In fairness to critics of PRC’s policies, a great deal of the “theft” is backed by the Orwellian-sounding Ministry of State Security, in what can be reasonably characterized as espionage (such as was the case for the designs of the F-35 fighter).
What action is the administration taking to combat such activities? Writing in The Hill, The American Enterprise’s Claude Barfield favorably opines on the administration’s Strategy:
Against this background and the larger U.S. struggle to curb a myriad of Chinese protectionist practices, including the public vow (the Made in China 2025 plan) to replace key foreign technologies with domestic sources within the next decade, on Nov. 1 the Department of Justice (DOJ) launched the “China Initiative.”…
In, addition, the U.S. government upped the ante in the campaign against Beijing’s flagrant and persistent IP theft operations by also banning the sale of parts and components by U.S. companies to Jinhua [a Chinese state-owned enterprise the Administration is concerned poses a national security threat if it acquires American IP].
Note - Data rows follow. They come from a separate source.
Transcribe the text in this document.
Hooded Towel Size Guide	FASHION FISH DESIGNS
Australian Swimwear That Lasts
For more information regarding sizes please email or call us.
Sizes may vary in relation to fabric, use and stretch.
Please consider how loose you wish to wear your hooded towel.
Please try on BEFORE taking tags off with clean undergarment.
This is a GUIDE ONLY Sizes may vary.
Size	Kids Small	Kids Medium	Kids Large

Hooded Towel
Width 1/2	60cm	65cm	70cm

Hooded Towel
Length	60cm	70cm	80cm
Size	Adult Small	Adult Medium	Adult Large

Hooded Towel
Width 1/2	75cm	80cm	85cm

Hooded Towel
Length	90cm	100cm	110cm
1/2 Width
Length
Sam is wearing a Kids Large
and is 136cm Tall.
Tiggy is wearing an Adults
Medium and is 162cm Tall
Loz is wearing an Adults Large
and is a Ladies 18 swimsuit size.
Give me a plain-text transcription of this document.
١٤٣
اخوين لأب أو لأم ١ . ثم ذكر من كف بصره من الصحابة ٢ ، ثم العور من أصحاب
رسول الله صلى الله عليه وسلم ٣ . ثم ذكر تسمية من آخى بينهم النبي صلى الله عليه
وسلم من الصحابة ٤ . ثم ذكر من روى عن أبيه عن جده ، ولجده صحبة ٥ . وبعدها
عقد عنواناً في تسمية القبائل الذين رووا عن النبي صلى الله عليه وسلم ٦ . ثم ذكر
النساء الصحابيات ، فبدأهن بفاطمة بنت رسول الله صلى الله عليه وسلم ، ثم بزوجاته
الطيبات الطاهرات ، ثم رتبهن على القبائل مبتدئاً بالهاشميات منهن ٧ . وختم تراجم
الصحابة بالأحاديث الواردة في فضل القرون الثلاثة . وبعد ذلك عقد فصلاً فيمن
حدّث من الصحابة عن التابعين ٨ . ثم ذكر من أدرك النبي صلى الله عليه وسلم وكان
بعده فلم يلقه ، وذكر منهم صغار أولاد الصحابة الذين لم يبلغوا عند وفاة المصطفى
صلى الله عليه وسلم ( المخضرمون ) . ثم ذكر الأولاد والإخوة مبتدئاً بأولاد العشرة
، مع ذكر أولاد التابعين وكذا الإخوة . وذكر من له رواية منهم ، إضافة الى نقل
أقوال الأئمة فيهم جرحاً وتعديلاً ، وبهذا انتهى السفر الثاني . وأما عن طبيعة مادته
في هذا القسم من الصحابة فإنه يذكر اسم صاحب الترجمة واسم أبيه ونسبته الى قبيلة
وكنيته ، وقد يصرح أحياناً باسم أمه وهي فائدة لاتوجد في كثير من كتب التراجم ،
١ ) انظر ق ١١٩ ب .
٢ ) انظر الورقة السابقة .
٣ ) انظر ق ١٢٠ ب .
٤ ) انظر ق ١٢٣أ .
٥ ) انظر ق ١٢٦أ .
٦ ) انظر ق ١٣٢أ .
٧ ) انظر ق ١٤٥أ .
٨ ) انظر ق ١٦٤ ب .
Finally, last week the Trump administration for the first time publicly accused Xi Jinping of breaking the promise to cease passing along the fruits of economic espionage directly to Chinese companies.
There’s something to be said for blocking access to technology with actual national security implications, though Trump’s defense of tariffs on steel imports on national security grounds justifies some skepticism of this claim.
But what are the actual costs of Chinese IP theft? Barfield cites a $600 billion figure used by the 2017 IP Commission Report, though that is a high estimate. The report’s estimate is actually $225 billion–the $600 billion figure is a high-end estimate.
That sounds like a lot, but let’s not forget that much of the value of intellectual property comes from the rents provided to monopolists. While these figures can be represented as an “annual cost to the U.S. economy” in reality it’s the annual cost to patent (read: monopoly) holders.
And, of course, let’s not forget the benefits to the Chinese people. Such “so-called theft,” as Dean Baker put it, could serve as a great equalizer by making technologies available to Chinese firms, making economic growth for the developing country easier. This would reduce global inequality by increasing economic growth and reducing the profits of the super-rich patent holders.